Many have wondered why, but the reason is more straightforward than you might think – regional airlines charge the actual cost of their operation. So you’re paying the real price for what you get.
While researching this article, I soon realised that regional aviation isn’t cheap for many complicated reasons. I didn’t know what those reasons were or how they impacted the consumer but I wanted to find out, so I spoke to an expert. Iain Muir has been a fixed and rotary wing aircraft pilot since 1989. I asked Iain a simple question: what are the main reasons it costs more to fly from Glasgow to Shetland than it does from Glasgow to Tenerife?
Iain first discussed the distance of regional flights in Scotland, their capacity and how that can impact costs. “The airport fees at each end have to be paid regardless of the distance of the journey. The shorter distance means the cost per seat will be higher to cover the proportion of the fee. The less number of seats in the plane add further to this”, adding “the main market for Tenerife is holiday tourism. The main reason for travel to Shetland is business and local commute”.
All the costs with less capacity
That makes sense to me; fewer passengers over shorter distances means there are fewer passengers to offset costs outwith the airlines’ control. Loganair, the airline serving most domestic routes in Scotland, agrees with Iain. The airline told me that small markets can only support smaller, appropriately sized aircraft – a 747 isn’t quite able to land on the beach at Barra, for example. And despite their size smaller passenger aircraft often have similar overall costs to larger aircraft. While low-cost carriers like Ryanair have two pilots, Loganair also has two pilots on its services and two engines on its planes to overhaul.
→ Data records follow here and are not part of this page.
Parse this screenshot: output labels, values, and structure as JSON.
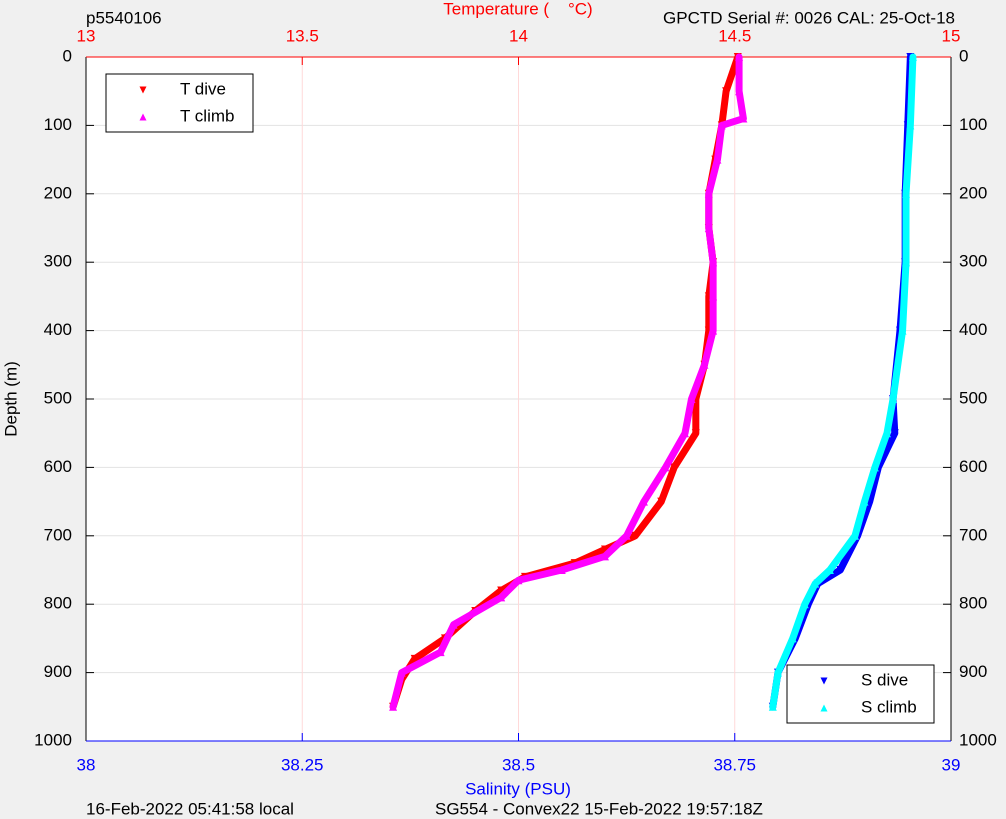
{
  "chart_data": {
    "type": "profile",
    "title": "p5540106",
    "subtitle": "GPCTD Serial #: 0026 CAL: 25-Oct-18",
    "x2label": "Temperature (    °C)",
    "xlabel": "Salinity (PSU)",
    "ylabel": "Depth (m)",
    "footer_left": "16-Feb-2022 05:41:58 local",
    "footer_right": "SG554 - Convex22 15-Feb-2022 19:57:18Z",
    "xlim": [
      38,
      39
    ],
    "xticks": [
      38,
      38.25,
      38.5,
      38.75,
      39
    ],
    "x_axis_color": "#0000ff",
    "x2lim": [
      13,
      15
    ],
    "x2ticks": [
      13,
      13.5,
      14,
      14.5,
      15
    ],
    "x2_axis_color": "#ff0000",
    "ylim": [
      1000,
      0
    ],
    "yticks": [
      0,
      100,
      200,
      300,
      400,
      500,
      600,
      700,
      800,
      900,
      1000
    ],
    "grid": true,
    "legend": {
      "x2": "upper left",
      "x": "lower right"
    },
    "series": [
      {
        "name": "T dive",
        "color": "#ff0000",
        "marker": "v",
        "axis": "x2",
        "x": [
          14.507,
          14.48,
          14.47,
          14.455,
          14.44,
          14.44,
          14.45,
          14.44,
          14.44,
          14.43,
          14.41,
          14.41,
          14.36,
          14.33,
          14.27,
          14.2,
          14.13,
          14.015,
          13.96,
          13.9,
          13.83,
          13.76,
          13.73,
          13.71
        ],
        "y": [
          0,
          50,
          100,
          150,
          200,
          250,
          300,
          350,
          400,
          450,
          500,
          550,
          600,
          650,
          700,
          720,
          740,
          760,
          780,
          810,
          850,
          880,
          910,
          950
        ]
      },
      {
        "name": "T climb",
        "color": "#ff00ff",
        "marker": "^",
        "axis": "x2",
        "x": [
          14.51,
          14.51,
          14.52,
          14.47,
          14.46,
          14.44,
          14.44,
          14.45,
          14.45,
          14.45,
          14.43,
          14.4,
          14.385,
          14.34,
          14.29,
          14.25,
          14.2,
          14.1,
          14.0,
          13.96,
          13.85,
          13.82,
          13.73,
          13.71
        ],
        "y": [
          0,
          50,
          90,
          100,
          150,
          200,
          250,
          300,
          350,
          400,
          450,
          500,
          550,
          600,
          650,
          700,
          730,
          750,
          765,
          790,
          830,
          870,
          900,
          950
        ]
      },
      {
        "name": "S dive",
        "color": "#0000ff",
        "marker": "v",
        "axis": "x",
        "x": [
          38.953,
          38.95,
          38.947,
          38.947,
          38.941,
          38.933,
          38.935,
          38.916,
          38.906,
          38.892,
          38.872,
          38.846,
          38.835,
          38.82,
          38.8,
          38.794
        ],
        "y": [
          0,
          100,
          200,
          300,
          400,
          500,
          550,
          600,
          650,
          700,
          750,
          770,
          800,
          850,
          900,
          950
        ]
      },
      {
        "name": "S climb",
        "color": "#00ffff",
        "marker": "^",
        "axis": "x",
        "x": [
          38.956,
          38.953,
          38.948,
          38.948,
          38.944,
          38.933,
          38.926,
          38.912,
          38.9,
          38.889,
          38.86,
          38.843,
          38.831,
          38.817,
          38.8,
          38.794
        ],
        "y": [
          0,
          100,
          200,
          300,
          400,
          500,
          550,
          600,
          650,
          700,
          750,
          770,
          800,
          850,
          900,
          950
        ]
      }
    ]
  }
}
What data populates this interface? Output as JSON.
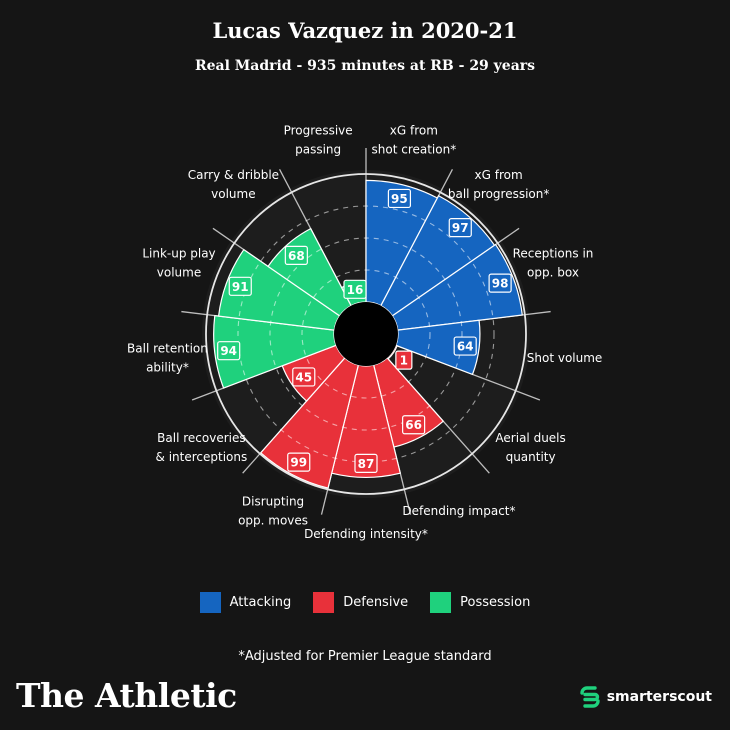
{
  "header": {
    "title": "Lucas Vazquez in 2020-21",
    "subtitle": "Real Madrid - 935 minutes at RB - 29 years"
  },
  "colors": {
    "attacking": "#1565c0",
    "defensive": "#e8313a",
    "possession": "#1fd17d",
    "background": "#151515"
  },
  "chart_data": {
    "type": "radar",
    "scale_max": 100,
    "rings": [
      25,
      50,
      75,
      100
    ],
    "title": "Lucas Vazquez in 2020-21",
    "subtitle": "Real Madrid - 935 minutes at RB - 29 years",
    "metrics": [
      {
        "label": [
          "xG from",
          "shot creation*"
        ],
        "value": 95,
        "category": "Attacking"
      },
      {
        "label": [
          "xG from",
          "ball progression*"
        ],
        "value": 97,
        "category": "Attacking"
      },
      {
        "label": [
          "Receptions in",
          "opp. box"
        ],
        "value": 98,
        "category": "Attacking"
      },
      {
        "label": [
          "Shot volume"
        ],
        "value": 64,
        "category": "Attacking"
      },
      {
        "label": [
          "Aerial duels",
          "quantity"
        ],
        "value": 1,
        "category": "Defensive"
      },
      {
        "label": [
          "Defending impact*"
        ],
        "value": 66,
        "category": "Defensive"
      },
      {
        "label": [
          "Defending intensity*"
        ],
        "value": 87,
        "category": "Defensive"
      },
      {
        "label": [
          "Disrupting",
          "opp. moves"
        ],
        "value": 99,
        "category": "Defensive"
      },
      {
        "label": [
          "Ball recoveries",
          "& interceptions"
        ],
        "value": 45,
        "category": "Defensive"
      },
      {
        "label": [
          "Ball retention",
          "ability*"
        ],
        "value": 94,
        "category": "Possession"
      },
      {
        "label": [
          "Link-up play",
          "volume"
        ],
        "value": 91,
        "category": "Possession"
      },
      {
        "label": [
          "Carry & dribble",
          "volume"
        ],
        "value": 68,
        "category": "Possession"
      },
      {
        "label": [
          "Progressive",
          "passing"
        ],
        "value": 16,
        "category": "Possession"
      }
    ],
    "legend": {
      "position": "bottom",
      "entries": [
        "Attacking",
        "Defensive",
        "Possession"
      ]
    }
  },
  "legend": {
    "attacking": "Attacking",
    "defensive": "Defensive",
    "possession": "Possession"
  },
  "footnote": "*Adjusted for Premier League standard",
  "brand": "The Athletic",
  "partner": "smarterscout"
}
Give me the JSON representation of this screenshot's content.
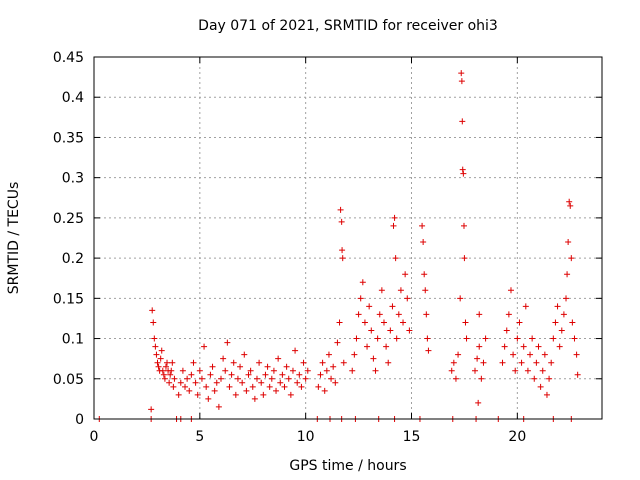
{
  "chart_data": {
    "type": "scatter",
    "title": "Day 071 of 2021, SRMTID for receiver ohi3",
    "xlabel": "GPS time / hours",
    "ylabel": "SRMTID / TECUs",
    "xlim": [
      0,
      24
    ],
    "ylim": [
      0,
      0.45
    ],
    "xticks": [
      0,
      5,
      10,
      15,
      20
    ],
    "xtick_labels": [
      "0",
      "5",
      "10",
      "15",
      "20"
    ],
    "yticks": [
      0,
      0.05,
      0.1,
      0.15,
      0.2,
      0.25,
      0.3,
      0.35,
      0.4,
      0.45
    ],
    "ytick_labels": [
      "0",
      "0.05",
      "0.1",
      "0.15",
      "0.2",
      "0.25",
      "0.3",
      "0.35",
      "0.4",
      "0.45"
    ],
    "grid": true,
    "marker": "+",
    "color": "#dd0000",
    "series": [
      {
        "name": "SRMTID",
        "points": [
          [
            0.25,
            0
          ],
          [
            2.7,
            0
          ],
          [
            3.9,
            0
          ],
          [
            4.1,
            0
          ],
          [
            4.6,
            0
          ],
          [
            10.55,
            0
          ],
          [
            11.15,
            0
          ],
          [
            11.7,
            0
          ],
          [
            12.35,
            0
          ],
          [
            13.45,
            0
          ],
          [
            14.2,
            0
          ],
          [
            15.4,
            0
          ],
          [
            16.95,
            0
          ],
          [
            18.05,
            0
          ],
          [
            19.1,
            0
          ],
          [
            20.3,
            0
          ],
          [
            21.7,
            0
          ],
          [
            22.55,
            0
          ],
          [
            2.7,
            0.012
          ],
          [
            2.75,
            0.135
          ],
          [
            2.8,
            0.12
          ],
          [
            2.85,
            0.1
          ],
          [
            2.9,
            0.09
          ],
          [
            2.95,
            0.08
          ],
          [
            3.0,
            0.07
          ],
          [
            3.05,
            0.065
          ],
          [
            3.1,
            0.06
          ],
          [
            3.15,
            0.075
          ],
          [
            3.2,
            0.085
          ],
          [
            3.25,
            0.06
          ],
          [
            3.3,
            0.055
          ],
          [
            3.35,
            0.05
          ],
          [
            3.4,
            0.065
          ],
          [
            3.45,
            0.07
          ],
          [
            3.5,
            0.06
          ],
          [
            3.55,
            0.045
          ],
          [
            3.6,
            0.055
          ],
          [
            3.65,
            0.06
          ],
          [
            3.7,
            0.07
          ],
          [
            3.75,
            0.04
          ],
          [
            3.8,
            0.05
          ],
          [
            4.0,
            0.03
          ],
          [
            4.1,
            0.045
          ],
          [
            4.2,
            0.06
          ],
          [
            4.3,
            0.04
          ],
          [
            4.4,
            0.05
          ],
          [
            4.5,
            0.035
          ],
          [
            4.6,
            0.055
          ],
          [
            4.7,
            0.07
          ],
          [
            4.8,
            0.045
          ],
          [
            4.9,
            0.03
          ],
          [
            5.0,
            0.06
          ],
          [
            5.1,
            0.05
          ],
          [
            5.2,
            0.09
          ],
          [
            5.3,
            0.04
          ],
          [
            5.4,
            0.025
          ],
          [
            5.5,
            0.055
          ],
          [
            5.6,
            0.065
          ],
          [
            5.7,
            0.035
          ],
          [
            5.8,
            0.045
          ],
          [
            5.9,
            0.015
          ],
          [
            6.0,
            0.05
          ],
          [
            6.1,
            0.075
          ],
          [
            6.2,
            0.06
          ],
          [
            6.3,
            0.095
          ],
          [
            6.4,
            0.04
          ],
          [
            6.5,
            0.055
          ],
          [
            6.6,
            0.07
          ],
          [
            6.7,
            0.03
          ],
          [
            6.8,
            0.05
          ],
          [
            6.9,
            0.065
          ],
          [
            7.0,
            0.045
          ],
          [
            7.1,
            0.08
          ],
          [
            7.2,
            0.035
          ],
          [
            7.3,
            0.055
          ],
          [
            7.4,
            0.06
          ],
          [
            7.5,
            0.04
          ],
          [
            7.6,
            0.025
          ],
          [
            7.7,
            0.05
          ],
          [
            7.8,
            0.07
          ],
          [
            7.9,
            0.045
          ],
          [
            8.0,
            0.03
          ],
          [
            8.1,
            0.055
          ],
          [
            8.2,
            0.065
          ],
          [
            8.3,
            0.04
          ],
          [
            8.4,
            0.05
          ],
          [
            8.5,
            0.06
          ],
          [
            8.6,
            0.035
          ],
          [
            8.7,
            0.075
          ],
          [
            8.8,
            0.045
          ],
          [
            8.9,
            0.055
          ],
          [
            9.0,
            0.04
          ],
          [
            9.1,
            0.065
          ],
          [
            9.2,
            0.05
          ],
          [
            9.3,
            0.03
          ],
          [
            9.4,
            0.06
          ],
          [
            9.5,
            0.085
          ],
          [
            9.6,
            0.045
          ],
          [
            9.7,
            0.055
          ],
          [
            9.8,
            0.04
          ],
          [
            9.9,
            0.07
          ],
          [
            10.0,
            0.05
          ],
          [
            10.1,
            0.06
          ],
          [
            10.6,
            0.04
          ],
          [
            10.7,
            0.055
          ],
          [
            10.8,
            0.07
          ],
          [
            10.9,
            0.035
          ],
          [
            11.0,
            0.06
          ],
          [
            11.1,
            0.08
          ],
          [
            11.2,
            0.05
          ],
          [
            11.3,
            0.065
          ],
          [
            11.4,
            0.045
          ],
          [
            11.5,
            0.095
          ],
          [
            11.6,
            0.12
          ],
          [
            11.65,
            0.26
          ],
          [
            11.7,
            0.245
          ],
          [
            11.72,
            0.21
          ],
          [
            11.75,
            0.2
          ],
          [
            11.8,
            0.07
          ],
          [
            12.2,
            0.06
          ],
          [
            12.3,
            0.08
          ],
          [
            12.4,
            0.1
          ],
          [
            12.5,
            0.13
          ],
          [
            12.6,
            0.15
          ],
          [
            12.7,
            0.17
          ],
          [
            12.8,
            0.12
          ],
          [
            12.9,
            0.09
          ],
          [
            13.0,
            0.14
          ],
          [
            13.1,
            0.11
          ],
          [
            13.2,
            0.075
          ],
          [
            13.3,
            0.06
          ],
          [
            13.4,
            0.1
          ],
          [
            13.5,
            0.13
          ],
          [
            13.6,
            0.16
          ],
          [
            13.7,
            0.12
          ],
          [
            13.8,
            0.09
          ],
          [
            13.9,
            0.07
          ],
          [
            14.0,
            0.11
          ],
          [
            14.1,
            0.14
          ],
          [
            14.15,
            0.24
          ],
          [
            14.2,
            0.25
          ],
          [
            14.25,
            0.2
          ],
          [
            14.3,
            0.1
          ],
          [
            14.4,
            0.13
          ],
          [
            14.5,
            0.16
          ],
          [
            14.6,
            0.12
          ],
          [
            14.7,
            0.18
          ],
          [
            14.8,
            0.15
          ],
          [
            14.9,
            0.11
          ],
          [
            15.5,
            0.24
          ],
          [
            15.55,
            0.22
          ],
          [
            15.6,
            0.18
          ],
          [
            15.65,
            0.16
          ],
          [
            15.7,
            0.13
          ],
          [
            15.75,
            0.1
          ],
          [
            15.8,
            0.085
          ],
          [
            16.9,
            0.06
          ],
          [
            17.0,
            0.07
          ],
          [
            17.1,
            0.05
          ],
          [
            17.2,
            0.08
          ],
          [
            17.3,
            0.15
          ],
          [
            17.35,
            0.43
          ],
          [
            17.38,
            0.42
          ],
          [
            17.4,
            0.37
          ],
          [
            17.42,
            0.31
          ],
          [
            17.45,
            0.305
          ],
          [
            17.48,
            0.24
          ],
          [
            17.5,
            0.2
          ],
          [
            17.55,
            0.12
          ],
          [
            17.6,
            0.1
          ],
          [
            18.0,
            0.06
          ],
          [
            18.1,
            0.075
          ],
          [
            18.2,
            0.09
          ],
          [
            18.3,
            0.05
          ],
          [
            18.4,
            0.07
          ],
          [
            18.5,
            0.1
          ],
          [
            18.15,
            0.02
          ],
          [
            18.2,
            0.13
          ],
          [
            19.3,
            0.07
          ],
          [
            19.4,
            0.09
          ],
          [
            19.5,
            0.11
          ],
          [
            19.6,
            0.13
          ],
          [
            19.7,
            0.16
          ],
          [
            19.8,
            0.08
          ],
          [
            19.9,
            0.06
          ],
          [
            20.0,
            0.1
          ],
          [
            20.1,
            0.12
          ],
          [
            20.2,
            0.07
          ],
          [
            20.3,
            0.09
          ],
          [
            20.4,
            0.14
          ],
          [
            20.5,
            0.06
          ],
          [
            20.6,
            0.08
          ],
          [
            20.7,
            0.1
          ],
          [
            20.8,
            0.05
          ],
          [
            20.9,
            0.07
          ],
          [
            21.0,
            0.09
          ],
          [
            21.1,
            0.04
          ],
          [
            21.2,
            0.06
          ],
          [
            21.3,
            0.08
          ],
          [
            21.4,
            0.03
          ],
          [
            21.5,
            0.05
          ],
          [
            21.6,
            0.07
          ],
          [
            21.7,
            0.1
          ],
          [
            21.8,
            0.12
          ],
          [
            21.9,
            0.14
          ],
          [
            22.0,
            0.09
          ],
          [
            22.1,
            0.11
          ],
          [
            22.2,
            0.13
          ],
          [
            22.3,
            0.15
          ],
          [
            22.35,
            0.18
          ],
          [
            22.4,
            0.22
          ],
          [
            22.45,
            0.27
          ],
          [
            22.5,
            0.265
          ],
          [
            22.55,
            0.2
          ],
          [
            22.6,
            0.12
          ],
          [
            22.7,
            0.1
          ],
          [
            22.8,
            0.08
          ],
          [
            22.85,
            0.055
          ]
        ]
      }
    ]
  }
}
A Loganair spokesperson said:
“There are also significant costs associated with the provision of lifeline island routes. For example, the cost of aviation fuel in Shetland is three times that at Edinburgh or Alicante – yet we have to uplift it to fly. We have to maintain year-round ground handling, de-icing and servicing infrastructure ourselves in island airports and cover the costs of this across only a limited number of flights in the day, whereas low-cost airlines contract in services and pay for them only when they need them at large airports where this is possible.”
Loganair also made me aware that low-cost carriers use very cheap loss-leader prices to force a burst in market size. This is something impossible to do in smaller regional markets like Stornoway as there simply aren’t enough people.
For some low-cost airlines most of their income now comes from extras such as checked baggage charges, which are included in the fare for every Loganair flight.
Maintenance and bad weather are factors
Industry expert Iain also explained that the age of an aircraft fleet is a factor in driving up costs due to increased maintenance needs. “Any aircraft will fatigue as it ages. The older it gets, the more attention it will need. Just like a car, bits wear out and need to be replaced. Many parts have to be replaced on a time basis as opposed to an age basis, regardless of the age of the aircraft.”
It’s not only capacity and maintenance that Loganair has to battle. When speaking to the airline, I was informed that the nature of the route network also means that the airline encounters more frequent weather disruption. This significantly increases ticket costs for passenger hotel accommodation. They told me, “We arrange extra flights to recover from weather disruption rather than leaving customers to rebook potentially only in several days’ time when seats are next available, as low-cost carriers generally would”. I hadn’t considered this when I first sat down to explore this topic but again, it makes sense.
A year-round network is needed to serve communities
Loganair bills itself as a ‘lifeline and regional connectivity carrier’ meaning they fly year-round:
“We can’t and don’t switch our aircraft between sunshine routes to Alicante in summer and ski routes to Geneva in winter, as we fly the same routes year-round to serve the communities to which we fly.
“This means profits from flights on busy summer Fridays go towards subsiding the provision of a service on a quiet Tuesday in January. As part of our ‘Loves Islands’ campaign, we are helping island communities welcome a sustainable number of tourists and helping to educate tourists to visit responsibly.”
Loganair added they are “committed to providing regional connectivity on a year-round basis, supporting the communities in which we operate and ensuring lifeline links can remain open. We can only do this with fares that cover costs throughout the year. Loganair’s presence across regional communities has a beneficial impact on the economic prosperity of the people who live and work there .and acts as a catalyst for new investment and job creation in places like Shetland, Orkney and the Western Isles”.
So, there we have it. When I sat down to write this, I suspected that the answer to my question was that Loganair had cornered the market and could charge what they wanted to. However, I can admit that my initial suspicion was wrong. I found that the type of aircraft they need to use and the communities they serve require a robust service that operates year-round. You get what you pay for: a lifeline that’s there when you need it.